I remember crossing the line with my arms and head lifted to the sky feeling grateful for the gift given that day and holding back tears. I stopped my Garmin seeing that it had just ticked over the 5 hour mark. I later found out that my official time was 5 hours 3 seconds which made me satisfied with my efforts.
Our 261 Fearless support team were waiting at the finish line as they had special passes to be there. It was totally wonderfully awesome to hear them cheer your name and congratulate you on finishing as well as get a couple of hugs straight away. It really was special! I then went to pick up my medal and goodie bag of post-race food and drinks before making my way to the family meeting area. To handle all the people meeting up post-race, it is a street with all the letters of the alphabet and our team decided to meet at letter K for Kathrine, that way as we waited for our family and friends, we would also catch up with one another post-race. It worked. Catching up with teammates post marathon was wonderful! Kilner had a bit of trouble getting through the checkpoints but eventually we found each other. After some serious hugs we started to make our way out of the area to find a taxi to the hotel. On the way it was great to congratulate fellow marathoners and we struck up some awesome conversations. A highlight being that with a policeman who ran Boston back in 2013 – The year of the bombings. He shared how he didn’t know for a few hours whether his family was OK and again I was very grateful that everything went well.

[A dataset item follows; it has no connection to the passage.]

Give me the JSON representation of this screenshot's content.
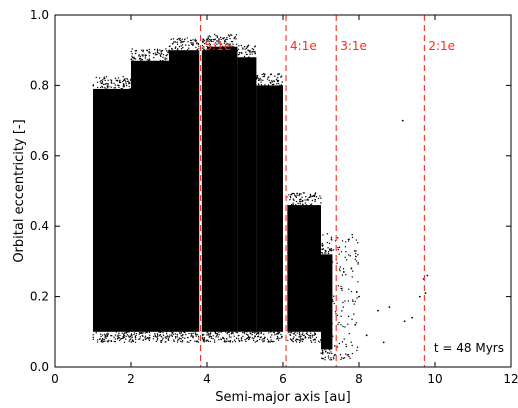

After making it back to the hotel and soaking in a well-earned bath, Kilner and I headed off to the 261 Fearless after party. We arrived a little late but it was great to catch up with more team members including Kathrine. A banner that had all our names within 261 had been used throughout the weekend and we now all signed it with well wishes for Kathrine. Celebratory drinks and photo booth moments followed and all too soon it was time to say goodbye to friends I now know we will have for life.
Heading back to the hotel I had a deep sense of satisfaction knowing that dreams really do come true when we are fearless.